De preek dateert van maart 2005 en veroorzaakte binnen de kerkelijke gemeente zoveel opwinding dat een visitatiecommissie gevraagd werd een nader onderzoek in te stellen. Vorige maand oordeelde die commissie dat de preek "zo niet gehouden [had] mogen worden", maar dat er "geen reden is om tegen ds. Mos bijzondere maatregelen te nemen". De kerkenraad van de Messiaskerk nam deze zienswijze onlangs ongewijzigd over.

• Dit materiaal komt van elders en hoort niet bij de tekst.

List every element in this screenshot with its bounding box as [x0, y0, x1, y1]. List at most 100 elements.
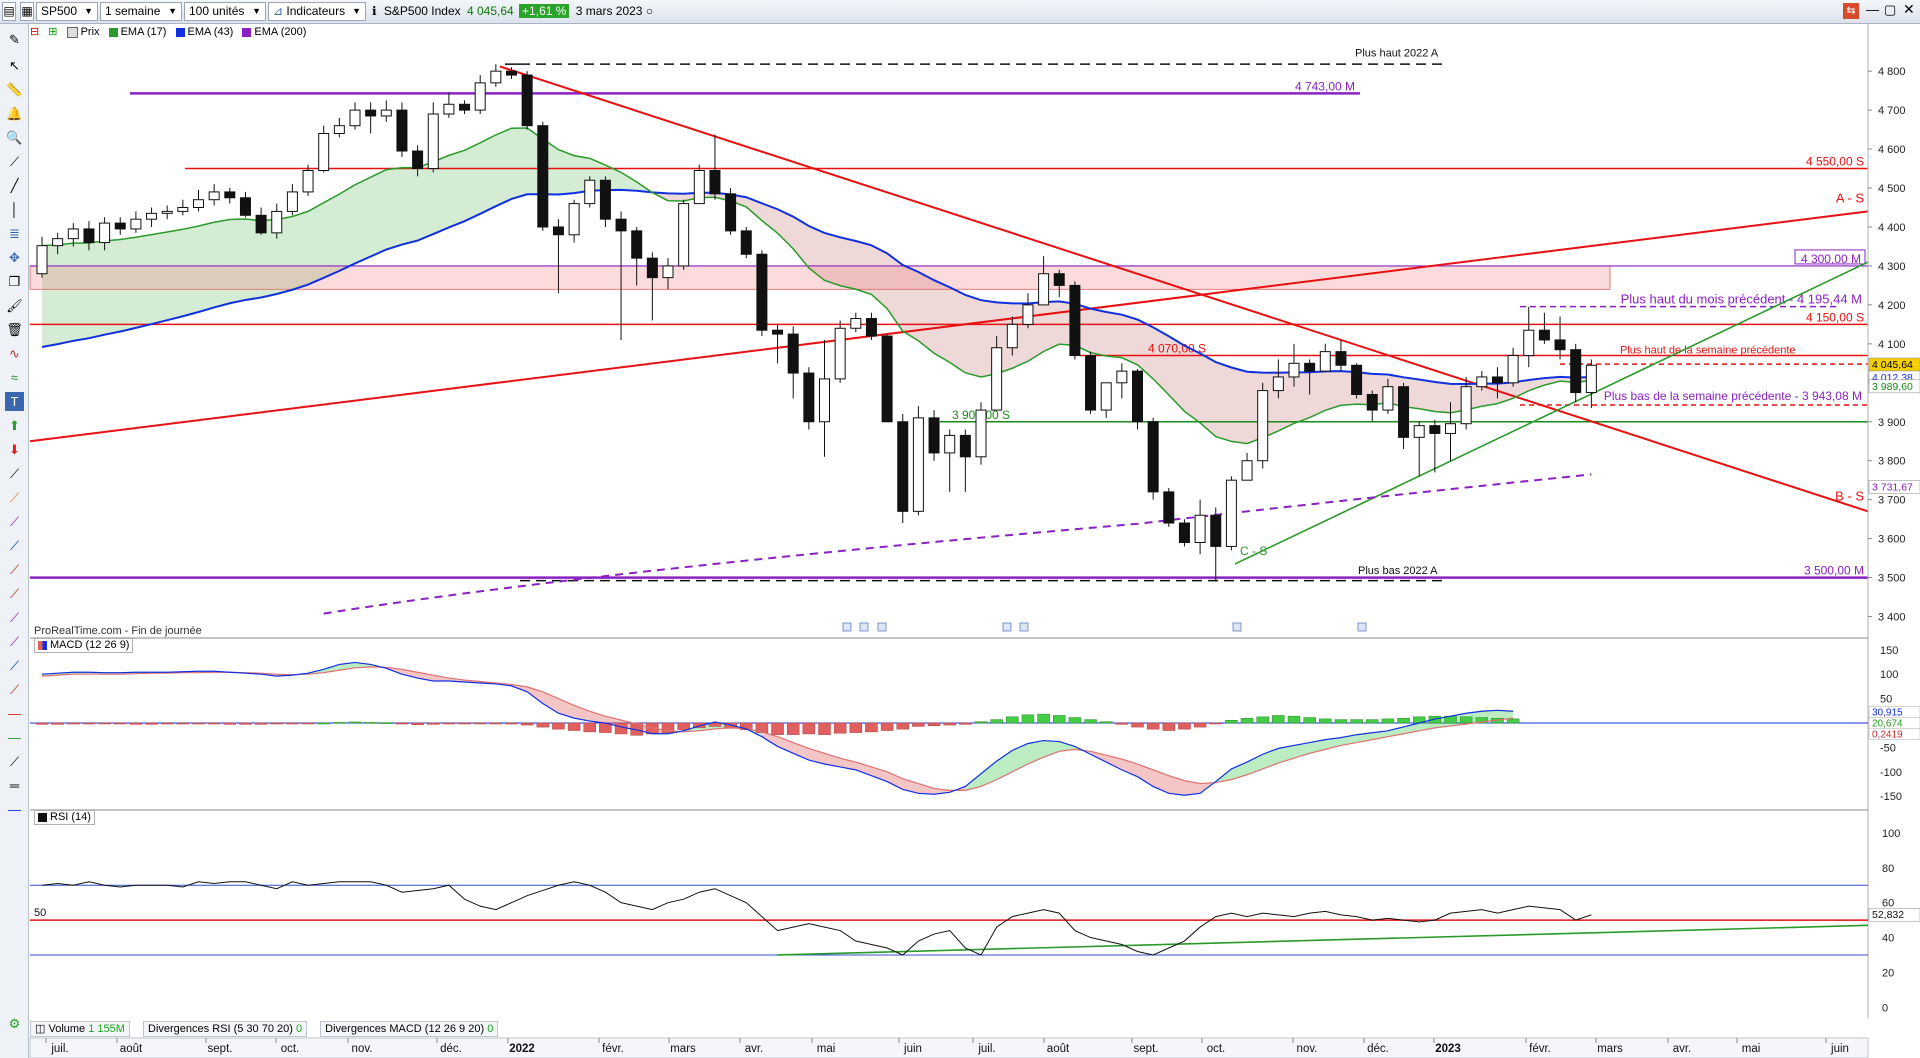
ema-cloud-segment: [104, 239, 121, 335]
line-purple3-icon[interactable]: ⟋: [9, 634, 20, 649]
ema-cloud-segment: [918, 271, 935, 354]
div-macd-tab[interactable]: Divergences MACD (12 26 9 20) 0: [320, 1021, 499, 1037]
macd-hist-bar: [411, 722, 424, 725]
panel-icon: ◫: [35, 1023, 46, 1035]
macd-hist-bar: [1068, 717, 1082, 724]
macd-cloud-segment: [1012, 743, 1028, 772]
ema-cloud-segment: [1106, 311, 1122, 358]
cursor-icon[interactable]: ↖: [9, 58, 20, 73]
x-tick-label: juin: [1830, 1043, 1849, 1055]
hline-blue-icon[interactable]: —: [8, 802, 21, 817]
legend-remove[interactable]: ⊟: [30, 26, 40, 38]
trendline-icon[interactable]: ⟋: [9, 154, 20, 169]
candle-body: [772, 329, 784, 335]
zoom-icon[interactable]: 🔍: [6, 130, 23, 145]
move-icon[interactable]: ✥: [9, 250, 20, 265]
price-panel: 4 743,00 M 4 550,00 S 4 300,00 M 4 150,00 S…: [29, 24, 1920, 1018]
price-panel-bg: [30, 40, 1868, 636]
candle-body: [396, 109, 408, 152]
volume-label: Volume: [48, 1023, 86, 1035]
line-blue-icon[interactable]: ⟋: [9, 538, 20, 553]
legend-add[interactable]: ⊞: [48, 26, 58, 38]
candle-body: [1304, 362, 1316, 372]
minimize-icon[interactable]: —: [1866, 2, 1879, 17]
line-red3-icon[interactable]: ⟋: [9, 682, 20, 697]
macd-hist-bar: [536, 722, 550, 728]
candle-body: [693, 169, 705, 205]
vertical-line-icon[interactable]: │: [10, 202, 19, 217]
text-icon[interactable]: T: [5, 392, 24, 411]
line-red2-icon[interactable]: ⟋: [9, 586, 20, 601]
line-red-icon[interactable]: ⟋: [9, 562, 20, 577]
trash-icon[interactable]: 🗑: [6, 322, 23, 337]
macd-cloud-segment: [824, 753, 841, 767]
app-icon[interactable]: ⇆: [1843, 3, 1859, 19]
pencil-icon[interactable]: ✎: [9, 32, 20, 47]
alarm-icon[interactable]: 🔔: [6, 106, 23, 121]
x-axis-bg: [29, 1037, 1869, 1058]
line-orange-icon[interactable]: ⟋: [9, 490, 20, 505]
copy-icon[interactable]: ❐: [8, 274, 21, 289]
macd-hist-bar: [1397, 717, 1410, 724]
ruler-icon[interactable]: 📏: [6, 82, 23, 97]
ema-cloud-segment: [355, 177, 371, 264]
line-tool-icon[interactable]: ⟋: [9, 466, 20, 481]
ema-cloud-segment: [386, 167, 402, 250]
line-purple2-icon[interactable]: ⟋: [9, 610, 20, 625]
macd-hist-bar: [990, 719, 1003, 724]
arrow-down-icon[interactable]: ⬇: [9, 442, 20, 457]
line-black-icon[interactable]: ⟋: [9, 754, 20, 769]
div-rsi-tab[interactable]: Divergences RSI (5 30 70 20) 0: [143, 1021, 308, 1037]
ema-cloud-segment: [965, 294, 981, 377]
candle-body: [52, 238, 64, 247]
macd-hist-bar: [317, 722, 330, 725]
volume-tab[interactable]: ◫ Volume 1 155M: [30, 1021, 130, 1037]
macd-hist-bar: [1099, 721, 1113, 724]
close-icon[interactable]: ✕: [1903, 1, 1915, 17]
macd-hist-bar: [802, 722, 816, 735]
line-blue2-icon[interactable]: ⟋: [9, 658, 20, 673]
segment-icon[interactable]: ╱: [10, 178, 19, 193]
legend-ema43-label: EMA (43): [187, 26, 234, 38]
tree-icon[interactable]: ▤: [2, 2, 16, 21]
channel-icon[interactable]: ∿: [9, 346, 20, 361]
arrow-up-icon[interactable]: ⬆: [9, 418, 20, 433]
legend-price[interactable]: Prix: [66, 25, 100, 40]
hline-green-icon[interactable]: —: [8, 730, 21, 745]
rsi-tick-label: 60: [1882, 898, 1894, 910]
hline-black-icon[interactable]: ═: [9, 778, 20, 793]
macd-hist-bar: [129, 722, 143, 725]
hline-red-icon[interactable]: —: [8, 706, 21, 721]
ema43-line: [41, 188, 1592, 385]
ema-cloud-segment: [276, 216, 293, 295]
ema-cloud-segment: [1153, 327, 1169, 395]
macd-swatch: [38, 640, 47, 650]
brush-icon[interactable]: 🖌: [6, 298, 23, 313]
ema-cloud-segment: [511, 127, 528, 199]
indicators-button[interactable]: ⊿ Indicateurs ▼: [268, 2, 366, 21]
legend-price-label: Prix: [80, 26, 100, 38]
candle-body: [146, 212, 158, 220]
settings-icon[interactable]: ⚙: [8, 1016, 21, 1031]
macd-hist-bar: [1146, 722, 1160, 730]
maximize-icon[interactable]: ▢: [1884, 2, 1897, 17]
ema-cloud-segment: [1419, 379, 1435, 412]
symbol-select[interactable]: SP500 ▼: [36, 2, 98, 21]
units-select[interactable]: 100 unités ▼: [184, 2, 266, 21]
macd-cloud-segment: [965, 773, 981, 791]
line-purple-icon[interactable]: ⟋: [9, 514, 20, 529]
level-month-high-label: Plus haut du mois précédent - 4 195,44 M: [1621, 292, 1862, 307]
candle-body: [865, 318, 877, 337]
level-week-low-label: Plus bas de la semaine précédente - 3 94…: [1604, 389, 1862, 403]
candle-body: [161, 210, 173, 214]
grid-icon[interactable]: ▦: [20, 2, 34, 21]
legend-ema17[interactable]: EMA (17): [108, 25, 166, 40]
wave-icon[interactable]: ≈: [10, 370, 19, 385]
period-select[interactable]: 1 semaine ▼: [100, 2, 182, 21]
legend-ema200[interactable]: EMA (200): [242, 25, 306, 40]
ema-cloud-segment: [135, 234, 152, 328]
legend-ema43[interactable]: EMA (43): [175, 25, 234, 40]
fibonacci-icon[interactable]: ≣: [9, 226, 20, 241]
macd-value-tag: 30,915: [1872, 707, 1903, 718]
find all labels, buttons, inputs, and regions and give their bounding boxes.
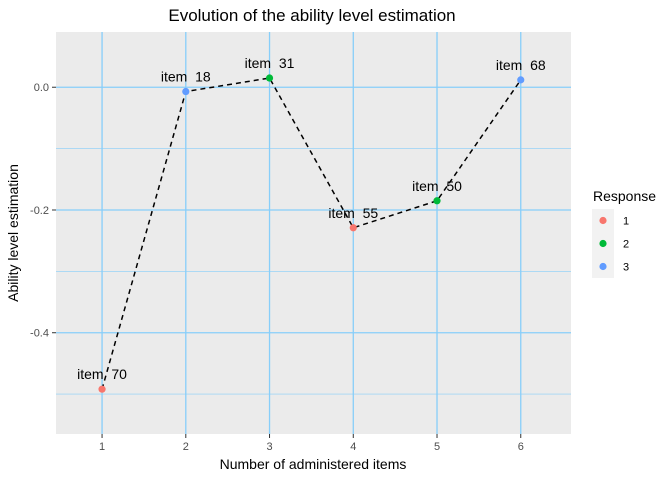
point-label-2: item 18 [161,69,211,85]
point-label-5: item 50 [412,178,462,194]
y-axis-title: Ability level estimation [5,164,21,302]
x-tick-label-3: 4 [350,441,356,453]
major-gridlines [56,32,571,434]
x-axis-ticks: 1 2 3 4 5 6 [99,434,524,453]
legend-key-dot-3 [599,262,607,271]
legend-keys: 1 2 3 [592,209,629,278]
legend-label-2: 2 [623,239,629,251]
x-axis-title: Number of administered items [220,456,407,472]
data-point-5 [433,197,441,205]
x-tick-label-2: 3 [266,441,272,453]
legend: Response 1 2 3 [592,188,656,278]
data-point-6 [517,76,525,84]
estimation-path-line [101,77,522,390]
x-tick-label-4: 5 [434,441,440,453]
minor-gridlines [56,148,571,395]
data-points [98,74,525,393]
y-axis-ticks: 0.0 -0.2 -0.4 [30,82,56,340]
y-tick-label-0: 0.0 [34,82,49,94]
x-tick-label-0: 1 [99,441,105,453]
point-label-6: item 68 [496,57,546,73]
legend-label-1: 1 [623,216,629,228]
plot-panel [56,32,571,434]
x-tick-label-5: 6 [518,441,524,453]
point-labels: item 70 item 18 item 31 item 55 item 50 item … [77,55,546,382]
data-point-4 [349,224,357,232]
point-label-1: item 70 [77,366,127,382]
chart-title: Evolution of the ability level estimatio… [168,6,455,25]
legend-key-dot-1 [599,216,607,225]
y-tick-label-1: -0.2 [30,205,49,217]
legend-key-dot-2 [599,239,607,248]
point-label-3: item 31 [245,55,295,71]
data-point-3 [265,74,274,82]
legend-label-3: 3 [623,262,629,274]
data-point-1 [98,385,106,393]
y-tick-label-2: -0.4 [30,328,49,340]
point-label-4: item 55 [328,205,378,221]
x-tick-label-1: 2 [183,441,189,453]
data-point-2 [182,87,190,96]
legend-title: Response [593,188,656,204]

CIDI beschikt over de preek en komt na het afluisteren ervan tot de conclusie, dat in de afgelopen tien jaar in kerkelijke kring zelden zulke beledigende teksten over Joden zijn geuit. In zijn brief aan de kerkenraad schrijft CIDI het vreemd te vinden dat de kerkenraad niets beter weet te doen, dan de aanbeveling van de visitatiecommissie "klakkeloos" over te nemen. Voor een kerk die zegt te streven naar goede relaties met het joodse volk acht CIDI zo’n stellingname "beneden peil". In de brief wordt niet alleen aangedrongen op het op non-actief stellen van de Wassenaarse predikant, maar ook op een inhoudelijk oordeel van de kerkenraad over de gewraakte preek.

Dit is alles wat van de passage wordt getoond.